There is a kind of assumption in research, in business, in the media, that people are fairly straightforward in their use of cars. If they own a car, they drive it and it’s usually the only car they drive. Some of that group would obviously travel in a spouses car occasionally. If they don’t own a car they don’t travel in cars that much, though maybe a spouses car.
My survey was deliberately designed to capture complexity in private vehicle travel. It first asked if you’d travelled in one, two or more than two private vehicles in the last two weeks. Then it asked you about the vehicle you travelled in most. If you said you travelled in two vehicles it asked about the vehicle you travelled in second most, and if you said you travelled in more than two vehicles it asked about all of them at once. Yesterday I put people into the 28 different possible categories based on their answers and their travel patterns. Everything from “travelled in one car only, which they owned” to “travelled in one car and one non-car, owned neither, car travelled in most”.
Most of the time you split people into these sort of categories from a survey and you get 40 – 50% in the largest category, 10- 25% in the next two or three and maybe 1% in the rest of them.
Not the case.
Completely not the case.
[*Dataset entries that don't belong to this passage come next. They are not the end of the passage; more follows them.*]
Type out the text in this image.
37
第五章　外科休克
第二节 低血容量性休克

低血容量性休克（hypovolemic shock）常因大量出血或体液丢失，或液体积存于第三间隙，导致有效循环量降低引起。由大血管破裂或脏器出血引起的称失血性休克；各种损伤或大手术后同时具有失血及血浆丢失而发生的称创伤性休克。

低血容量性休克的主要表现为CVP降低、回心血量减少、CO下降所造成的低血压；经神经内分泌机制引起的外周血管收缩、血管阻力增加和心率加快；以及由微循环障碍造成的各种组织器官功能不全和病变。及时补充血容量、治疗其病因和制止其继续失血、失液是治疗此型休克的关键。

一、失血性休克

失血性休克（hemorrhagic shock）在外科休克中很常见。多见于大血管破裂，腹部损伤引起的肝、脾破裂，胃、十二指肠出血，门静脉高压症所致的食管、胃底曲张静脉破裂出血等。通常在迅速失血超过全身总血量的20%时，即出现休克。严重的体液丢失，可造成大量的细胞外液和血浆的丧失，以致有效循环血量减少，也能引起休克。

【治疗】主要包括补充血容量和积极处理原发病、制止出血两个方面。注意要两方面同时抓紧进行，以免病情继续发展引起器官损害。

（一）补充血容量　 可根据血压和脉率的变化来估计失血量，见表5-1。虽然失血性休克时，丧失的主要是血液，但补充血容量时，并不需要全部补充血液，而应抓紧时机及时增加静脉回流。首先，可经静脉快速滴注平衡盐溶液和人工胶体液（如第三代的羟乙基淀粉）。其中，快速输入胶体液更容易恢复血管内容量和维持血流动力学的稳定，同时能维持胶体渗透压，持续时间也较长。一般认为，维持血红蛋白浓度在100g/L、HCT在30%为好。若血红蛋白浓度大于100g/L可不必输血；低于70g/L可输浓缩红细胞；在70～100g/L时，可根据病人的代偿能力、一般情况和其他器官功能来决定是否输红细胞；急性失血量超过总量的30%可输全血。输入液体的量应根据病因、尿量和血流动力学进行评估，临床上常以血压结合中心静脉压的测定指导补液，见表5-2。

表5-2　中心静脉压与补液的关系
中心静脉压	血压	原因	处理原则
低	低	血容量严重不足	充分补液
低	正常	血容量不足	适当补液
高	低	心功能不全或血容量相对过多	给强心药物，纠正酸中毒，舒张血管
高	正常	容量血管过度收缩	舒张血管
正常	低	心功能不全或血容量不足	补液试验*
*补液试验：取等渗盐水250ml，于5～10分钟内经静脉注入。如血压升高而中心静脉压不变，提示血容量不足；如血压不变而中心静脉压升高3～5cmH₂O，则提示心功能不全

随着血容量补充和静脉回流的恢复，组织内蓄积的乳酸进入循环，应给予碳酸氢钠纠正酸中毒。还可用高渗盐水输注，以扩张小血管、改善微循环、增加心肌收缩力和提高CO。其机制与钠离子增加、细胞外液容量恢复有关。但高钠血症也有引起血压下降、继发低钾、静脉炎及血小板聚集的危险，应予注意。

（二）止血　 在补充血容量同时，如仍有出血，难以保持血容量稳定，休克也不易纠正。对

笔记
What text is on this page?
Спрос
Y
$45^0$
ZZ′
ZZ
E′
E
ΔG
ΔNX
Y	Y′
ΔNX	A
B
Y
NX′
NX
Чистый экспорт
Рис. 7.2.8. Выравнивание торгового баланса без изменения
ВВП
The highest group was people who travelled in one car only, which they did not own at 20% followed by people who travelled in one car only which they did own at 19%. After that there are another 5 categories in the 5 -20% range. The smaller categories pretty much always involve non-cars, i.e. people travelling in motorcycles and vans.
This is awkward for the model I’m trying to construct at the moment, but it’s excellent both for my research and for the future as a whole. Less than one in four people in the survey travelled only in vehicles they owned, and even those people regularly had passengers or took public transport.
We don’t need to persuade people to share cars, they already do.